Заря над Уссури
Шрифт:
Скалистые и равнинные берега Амура. Их суровая, своевольно-грозная красота покорила юношей. Открытие мира следовало за открытием! И, наблюдая неистовую, восторженную радость ребятишек и взрослых при виде долгожданного (целую зиму!) парохода, юные путешественники радовались и были горды, будто сами являлись вестниками и посланцами с Большой земли.
Мирно и радостно шло житье Яницыных в Хабаровске. Но однажды ночью толпа полицейских, возглавляемая жандармским офицером, чуть не сорвав с петель дверь, ввалилась в дом. Перерыли, перебросали все; особенно тщательно обыскивали комнату старших братьев Вадима, молодых служащих, — копались в их книгах, перетряхнули скромный гардероб. Рьяные ищейки ничего не нашли и растерянно топтались толпой.
Не сдавался только жандармский офицер: «У меня точные сведения!» — и продолжал остукивать стены, пол, как породистая собака, обнюхивал каждую вещь. Сначала он не обратил внимания на тощий матрац, который сбросили с кровати, но потом вернулся к нему и долго прощупывал; вспоров его перочинным ножом, он издал радостное восклицание — из матраца посыпались какие-то бумаги и брошюры.
Братьев окружили и повели из дому. Разъяренный, отец Яницын ополоумел: преградил путь полицейским.
— Обожрались кровью, подлецы? — задыхаясь, спрашивал он. — Мало вам взрослых, за детей беретесь? Кровососы, душители!
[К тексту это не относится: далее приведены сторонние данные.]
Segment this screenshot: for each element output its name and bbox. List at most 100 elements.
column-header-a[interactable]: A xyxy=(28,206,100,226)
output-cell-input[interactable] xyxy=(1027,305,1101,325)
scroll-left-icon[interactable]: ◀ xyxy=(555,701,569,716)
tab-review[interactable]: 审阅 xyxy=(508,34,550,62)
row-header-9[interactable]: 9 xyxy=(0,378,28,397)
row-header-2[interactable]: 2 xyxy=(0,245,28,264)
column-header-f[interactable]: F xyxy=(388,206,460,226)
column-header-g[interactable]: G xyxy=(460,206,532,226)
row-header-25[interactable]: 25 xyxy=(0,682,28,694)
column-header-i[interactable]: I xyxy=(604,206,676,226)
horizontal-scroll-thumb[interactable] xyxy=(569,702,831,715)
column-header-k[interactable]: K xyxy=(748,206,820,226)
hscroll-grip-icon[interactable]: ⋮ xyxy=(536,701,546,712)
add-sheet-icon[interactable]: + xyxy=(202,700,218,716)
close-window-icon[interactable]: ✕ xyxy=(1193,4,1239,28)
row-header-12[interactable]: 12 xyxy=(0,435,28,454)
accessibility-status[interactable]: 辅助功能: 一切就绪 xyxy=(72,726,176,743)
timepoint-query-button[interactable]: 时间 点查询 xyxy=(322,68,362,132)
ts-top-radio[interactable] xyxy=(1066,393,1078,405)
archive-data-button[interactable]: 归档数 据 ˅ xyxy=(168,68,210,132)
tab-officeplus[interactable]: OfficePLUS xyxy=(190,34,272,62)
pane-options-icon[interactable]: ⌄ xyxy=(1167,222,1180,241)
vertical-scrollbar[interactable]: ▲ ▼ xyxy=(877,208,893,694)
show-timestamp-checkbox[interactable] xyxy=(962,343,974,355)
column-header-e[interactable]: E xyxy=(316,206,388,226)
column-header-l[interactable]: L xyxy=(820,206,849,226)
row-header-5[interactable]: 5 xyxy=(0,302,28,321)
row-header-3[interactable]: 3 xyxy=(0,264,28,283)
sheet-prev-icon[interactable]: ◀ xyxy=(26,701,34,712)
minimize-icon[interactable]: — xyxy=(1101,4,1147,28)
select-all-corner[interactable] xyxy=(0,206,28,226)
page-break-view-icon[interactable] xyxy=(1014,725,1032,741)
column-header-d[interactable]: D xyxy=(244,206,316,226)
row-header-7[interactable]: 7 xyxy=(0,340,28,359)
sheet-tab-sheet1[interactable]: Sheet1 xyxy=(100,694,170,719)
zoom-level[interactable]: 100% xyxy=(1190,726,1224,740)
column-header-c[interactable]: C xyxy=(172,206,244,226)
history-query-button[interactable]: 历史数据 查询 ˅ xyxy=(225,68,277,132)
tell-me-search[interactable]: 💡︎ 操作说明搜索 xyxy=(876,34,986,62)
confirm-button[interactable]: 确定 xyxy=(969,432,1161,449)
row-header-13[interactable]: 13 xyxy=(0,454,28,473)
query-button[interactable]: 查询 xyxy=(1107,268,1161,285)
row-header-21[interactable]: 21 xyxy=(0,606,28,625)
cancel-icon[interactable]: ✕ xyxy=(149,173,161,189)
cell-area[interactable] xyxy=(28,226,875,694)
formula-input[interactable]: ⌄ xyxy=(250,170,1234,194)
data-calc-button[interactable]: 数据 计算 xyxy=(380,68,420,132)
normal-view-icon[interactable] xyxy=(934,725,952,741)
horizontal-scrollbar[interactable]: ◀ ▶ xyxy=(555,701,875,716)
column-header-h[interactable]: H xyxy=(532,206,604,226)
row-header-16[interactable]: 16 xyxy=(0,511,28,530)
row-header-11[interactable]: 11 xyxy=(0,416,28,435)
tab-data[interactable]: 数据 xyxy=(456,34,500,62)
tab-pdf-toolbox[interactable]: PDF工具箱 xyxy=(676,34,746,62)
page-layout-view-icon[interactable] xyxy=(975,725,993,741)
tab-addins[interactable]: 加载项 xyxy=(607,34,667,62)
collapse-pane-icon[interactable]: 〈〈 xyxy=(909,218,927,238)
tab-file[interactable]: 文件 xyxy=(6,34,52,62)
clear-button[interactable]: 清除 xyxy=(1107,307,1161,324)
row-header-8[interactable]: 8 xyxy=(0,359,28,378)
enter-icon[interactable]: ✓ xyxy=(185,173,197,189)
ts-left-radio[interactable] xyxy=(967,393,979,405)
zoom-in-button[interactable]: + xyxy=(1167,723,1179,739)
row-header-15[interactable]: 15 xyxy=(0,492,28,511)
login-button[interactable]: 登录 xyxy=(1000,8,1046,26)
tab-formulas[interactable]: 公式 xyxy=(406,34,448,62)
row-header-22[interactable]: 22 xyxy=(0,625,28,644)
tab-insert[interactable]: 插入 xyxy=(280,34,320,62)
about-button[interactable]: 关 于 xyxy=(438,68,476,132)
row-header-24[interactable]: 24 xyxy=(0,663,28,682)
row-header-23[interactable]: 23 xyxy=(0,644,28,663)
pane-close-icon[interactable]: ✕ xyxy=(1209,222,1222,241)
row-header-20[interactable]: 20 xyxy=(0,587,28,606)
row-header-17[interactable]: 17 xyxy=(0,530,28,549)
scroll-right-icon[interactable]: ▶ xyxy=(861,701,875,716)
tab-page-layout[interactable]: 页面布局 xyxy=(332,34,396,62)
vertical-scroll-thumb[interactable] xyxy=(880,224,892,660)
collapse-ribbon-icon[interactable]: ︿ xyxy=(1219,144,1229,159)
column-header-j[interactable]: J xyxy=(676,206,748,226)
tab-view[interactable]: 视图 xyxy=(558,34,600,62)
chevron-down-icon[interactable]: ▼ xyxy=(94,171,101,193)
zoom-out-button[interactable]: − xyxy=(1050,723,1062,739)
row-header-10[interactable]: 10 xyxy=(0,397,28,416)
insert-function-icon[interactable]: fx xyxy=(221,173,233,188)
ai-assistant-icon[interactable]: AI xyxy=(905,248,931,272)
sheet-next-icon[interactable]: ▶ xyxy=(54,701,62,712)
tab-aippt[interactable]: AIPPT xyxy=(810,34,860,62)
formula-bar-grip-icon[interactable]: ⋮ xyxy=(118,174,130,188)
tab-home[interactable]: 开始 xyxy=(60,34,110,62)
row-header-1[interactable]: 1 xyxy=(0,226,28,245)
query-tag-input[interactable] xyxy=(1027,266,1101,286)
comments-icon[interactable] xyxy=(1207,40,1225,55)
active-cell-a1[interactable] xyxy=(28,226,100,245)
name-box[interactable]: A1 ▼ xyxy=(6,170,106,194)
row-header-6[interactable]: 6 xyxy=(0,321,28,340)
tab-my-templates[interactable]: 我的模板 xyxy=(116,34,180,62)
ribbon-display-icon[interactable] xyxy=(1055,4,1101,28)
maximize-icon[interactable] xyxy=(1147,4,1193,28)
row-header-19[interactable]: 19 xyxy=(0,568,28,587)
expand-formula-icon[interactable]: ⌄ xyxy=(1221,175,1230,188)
Трижды, четырежды будьте вы прокляты, анафемы, убийцы!..
Жандармский офицер направил на Николая Васильевича револьвер.
— Прочь с дороги, старый огарок! За такие слова… да еще при исполнении служебных обязанностей…
Яницын намертво вцепился в дверные наличники, и его стали «выбивать» из двери; внезапно, с перекошенным лицом, он рухнул на пол.
Скоро пришло известие из тюрьмы: молодые Яницыны тяжело больны, — очевидно, им отбили легкие.
Старик Яницын исхудал, страдал бурно — рыдал или, заложив руки за спину, метался по комнатам.
Потерянный, убитый, он побывал везде, куда только ему удавалось пробраться, дошел до канцелярии генерал-губернатора, — везде глухая стена, ледяной прием холодноглазых людей.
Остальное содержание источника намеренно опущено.